En l’espèce, il n’est pas allégué par la commune de [Localité 8] que les occupants sont entrés dans les locaux à l’aide de manœuvres, de menaces, de voies de fait ou de contrainte ou sont de mauvaise foi, celle-ci ne résultant pas de la seule occupation des lieux sans droit ni titre. Aucun élément n’est présenté par la commune de [Localité 8] sur ce point, laquelle ne forme aucune prétention à ce titre.
Par conséquent, le délai prévu à l’article L412-1 du Code des procédures civiles d’exécution reste applicable au présent litige.
— Sur le sort des meubles :
Le sort des meubles éventuellement laissés dans les lieux est spécifiquement organisé aux articles R.433-1 et suivants du code des procédures civiles d’exécution au titre des opérations d’expulsion. Il n’y a donc pas lieu d’ordonner leur enlèvement, leur transport ni leur séquestration, qui demeurent à ce stade purement hypothétiques.
SUR LA CONDAMNATION AU PAIEMENT D’UNE INDEMNITÉ D’OCCUPATION :
L’indemnité d’occupation, de nature mixte compensatoire et indemnitaire, a pour objet de compenser les pertes de loyer que le propriétaire subit et de réparer l’intégralité du préjudice qu’il subit du fait de la privation de son bien.
A ce titre, la commune de [Localité 8] ne produit aucun élément sur la destination du bien immobilier et sur sa vocation à être loué.
Il n’est donc démontré aucun préjudice subi par la demanderesse du fait de la privation de son bien.
En conséquence, la commune de [Localité 8] sera déboutée de sa demande.

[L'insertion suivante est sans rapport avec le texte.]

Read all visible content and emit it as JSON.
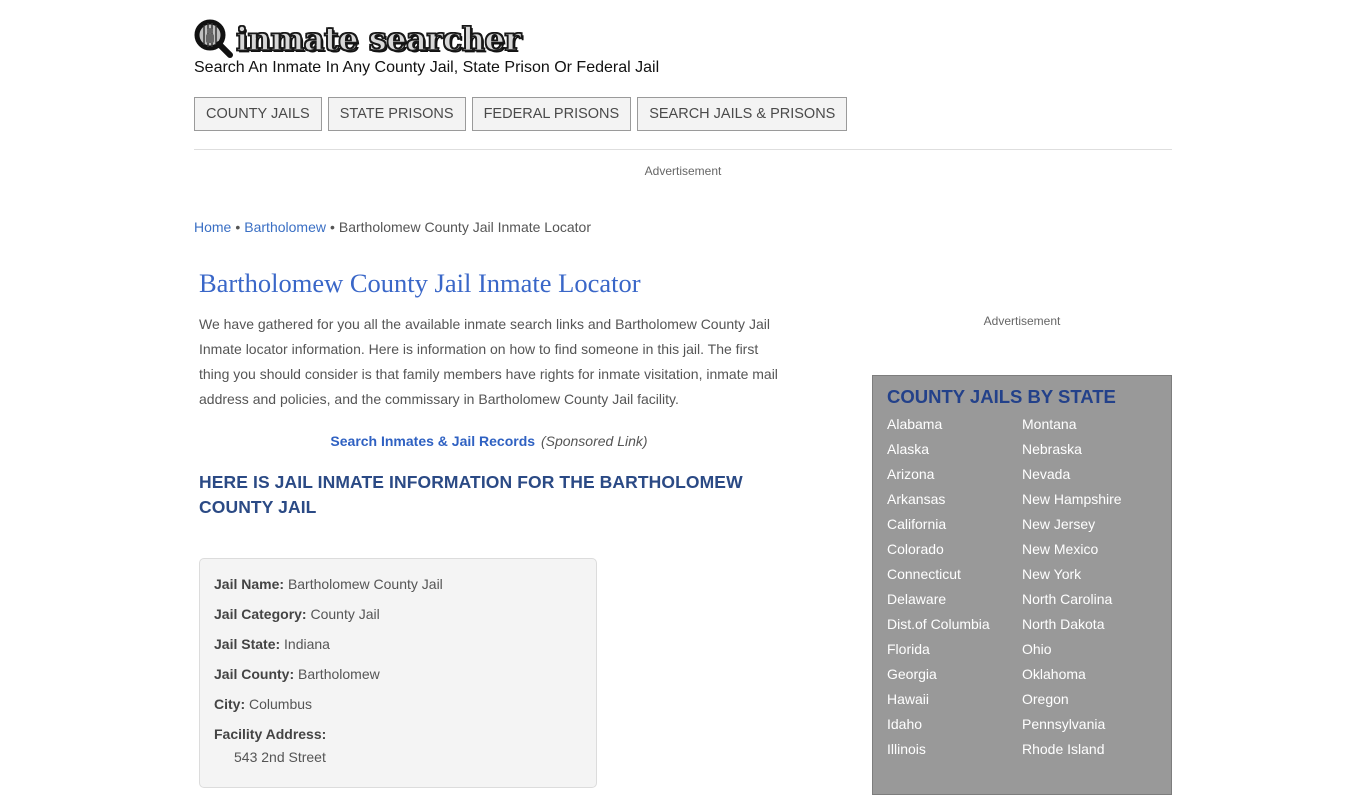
{
  "header": {
    "logo_text": "inmate searcher",
    "tagline": "Search An Inmate In Any County Jail, State Prison Or Federal Jail"
  },
  "nav": {
    "items": [
      {
        "label": "COUNTY JAILS"
      },
      {
        "label": "STATE PRISONS"
      },
      {
        "label": "FEDERAL PRISONS"
      },
      {
        "label": "SEARCH JAILS & PRISONS"
      }
    ]
  },
  "ads": {
    "top_label": "Advertisement",
    "side_label": "Advertisement"
  },
  "breadcrumb": {
    "home": "Home",
    "county": "Bartholomew",
    "current": "Bartholomew County Jail Inmate Locator",
    "separator": "•"
  },
  "main": {
    "title": "Bartholomew County Jail Inmate Locator",
    "intro": "We have gathered for you all the available inmate search links and Bartholomew County Jail Inmate locator information. Here is information on how to find someone in this jail. The first thing you should consider is that family members have rights for inmate visitation, inmate mail address and policies, and the commissary in Bartholomew County Jail facility.",
    "sponsored_link": "Search Inmates & Jail Records",
    "sponsored_note": "(Sponsored Link)",
    "section_heading": "HERE IS JAIL INMATE INFORMATION FOR THE BARTHOLOMEW COUNTY JAIL"
  },
  "info": {
    "jail_name_label": "Jail Name:",
    "jail_name": "Bartholomew County Jail",
    "category_label": "Jail Category:",
    "category": "County Jail",
    "state_label": "Jail State:",
    "state": "Indiana",
    "county_label": "Jail County:",
    "county": "Bartholomew",
    "city_label": "City:",
    "city": "Columbus",
    "address_label": "Facility Address:",
    "address_line1": "543 2nd Street"
  },
  "sidebar": {
    "title": "COUNTY JAILS BY STATE",
    "states_left": [
      "Alabama",
      "Alaska",
      "Arizona",
      "Arkansas",
      "California",
      "Colorado",
      "Connecticut",
      "Delaware",
      "Dist.of Columbia",
      "Florida",
      "Georgia",
      "Hawaii",
      "Idaho",
      "Illinois"
    ],
    "states_right": [
      "Montana",
      "Nebraska",
      "Nevada",
      "New Hampshire",
      "New Jersey",
      "New Mexico",
      "New York",
      "North Carolina",
      "North Dakota",
      "Ohio",
      "Oklahoma",
      "Oregon",
      "Pennsylvania",
      "Rhode Island"
    ]
  }
}
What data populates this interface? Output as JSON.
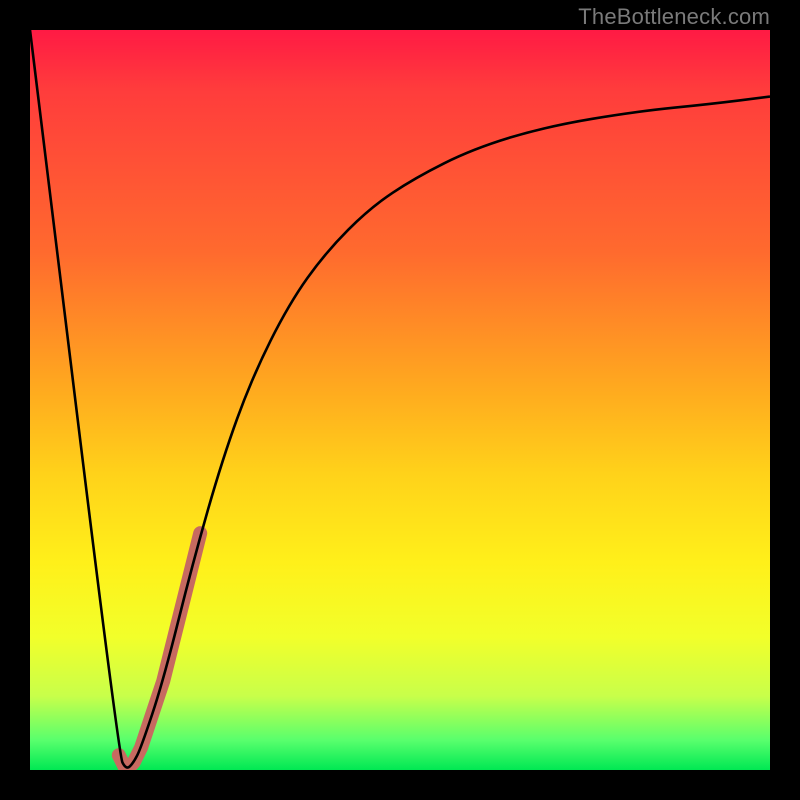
{
  "attribution": "TheBottleneck.com",
  "chart_data": {
    "type": "line",
    "title": "",
    "xlabel": "",
    "ylabel": "",
    "xlim": [
      0,
      100
    ],
    "ylim": [
      0,
      100
    ],
    "series": [
      {
        "name": "main-curve",
        "x": [
          0,
          12,
          13,
          14,
          15,
          18,
          22,
          26,
          30,
          35,
          40,
          46,
          52,
          60,
          70,
          82,
          92,
          100
        ],
        "y": [
          100,
          2,
          0,
          1,
          3,
          12,
          28,
          42,
          53,
          63,
          70,
          76,
          80,
          84,
          87,
          89,
          90,
          91
        ]
      },
      {
        "name": "highlight-segment",
        "x": [
          12,
          13,
          14,
          15,
          16,
          17,
          18,
          19,
          20,
          21,
          22,
          23
        ],
        "y": [
          2,
          0,
          1,
          3,
          6,
          9,
          12,
          16,
          20,
          24,
          28,
          32
        ]
      }
    ],
    "styles": {
      "main-curve": {
        "stroke": "#000000",
        "width": 2.6
      },
      "highlight-segment": {
        "stroke": "#c76a60",
        "width": 14,
        "linecap": "round"
      }
    },
    "gradient_stops": [
      {
        "pos": 0,
        "color": "#ff1a44"
      },
      {
        "pos": 50,
        "color": "#ffc81a"
      },
      {
        "pos": 85,
        "color": "#e8ff3a"
      },
      {
        "pos": 100,
        "color": "#00e853"
      }
    ]
  }
}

SUR LES DEMANDES ACCESSOIRES :
M. [O] [S] et Mme [F] [G], parties perdantes, supporteront in solidum la charge des dépens de l’instance, en ce compris le coût des actes de commissaire de justice.
M. [O] [S] et Mme [F] [G]seront condamnés in solidum à verser à la commune de [Localité 8] la somme de 300 euros sur le fondement de l’article 700 du Code de procédure civile.
La présente décision est exécutoire par provision conformément aux articles 484 et 514 du code de procédure civile.
PAR CES MOTIFS
Le juge des contentieux de la protection, statuant en référé, par mise à disposition au greffe, par ordonnance réputée contradictoire et en premier ressort,
CONSTATE que M. [O] [S] et Mme [F] [G] occupent sans droit ni titre l’immeuble situé [Adresse 4] ;
CONSTATE l’existence d’un trouble manifestement illicite donnant pouvoir au juge des référés pour trancher la demande d’expulsion ;
ORDONNE en conséquence à M. [O] [S] et Mme [F] [G] de libérer les lieux ;
CONSTATE que la commune de [Localité 8] n’a pas sollicité la suppression du délai prévu à l’ article L412-1 du Code des procédures civiles d’exécution ni celui prévu à l’article L412-6 du Code des procédures civiles d’exécution ;
DIT, en conséquence, qu’à défaut pour M. [O] [S] et Mme [F] [G] d’avoir volontairement libéré les lieux dans les deux mois de la signification d’un commandement de quitter les lieux, la commune de [Localité 8] pourra faire procéder à leur expulsion ainsi qu’à celle de tout occupant de leur chef, au besoin avec le concours de la force publique et d’un serrurier ;
REJETTE la demande d’astreinte de la commune de [Localité 8] ;
DIT n’y avoir lieu à statuer sur le sort des meubles, hypothétiques à ce stade ;
DEBOUTE la commune de [Localité 8] de sa demande en indemnité d’occupation ;
CONDAMNE in solidum M. [O] [S] et Mme [F] [G] aux dépens de l’instance, en ce compris les frais de commissaire de justice ;
CONDAMNE in solidum M. [O] [S] et Mme [F] [G] à verser à la commune de [Localité 8] la somme de 300 euros en application de l’article 700 du Code de procédure civile ;
REJETTE toute autre prétention;
RAPPELLE que la présente ordonnance est de plein droit exécutoire par provision.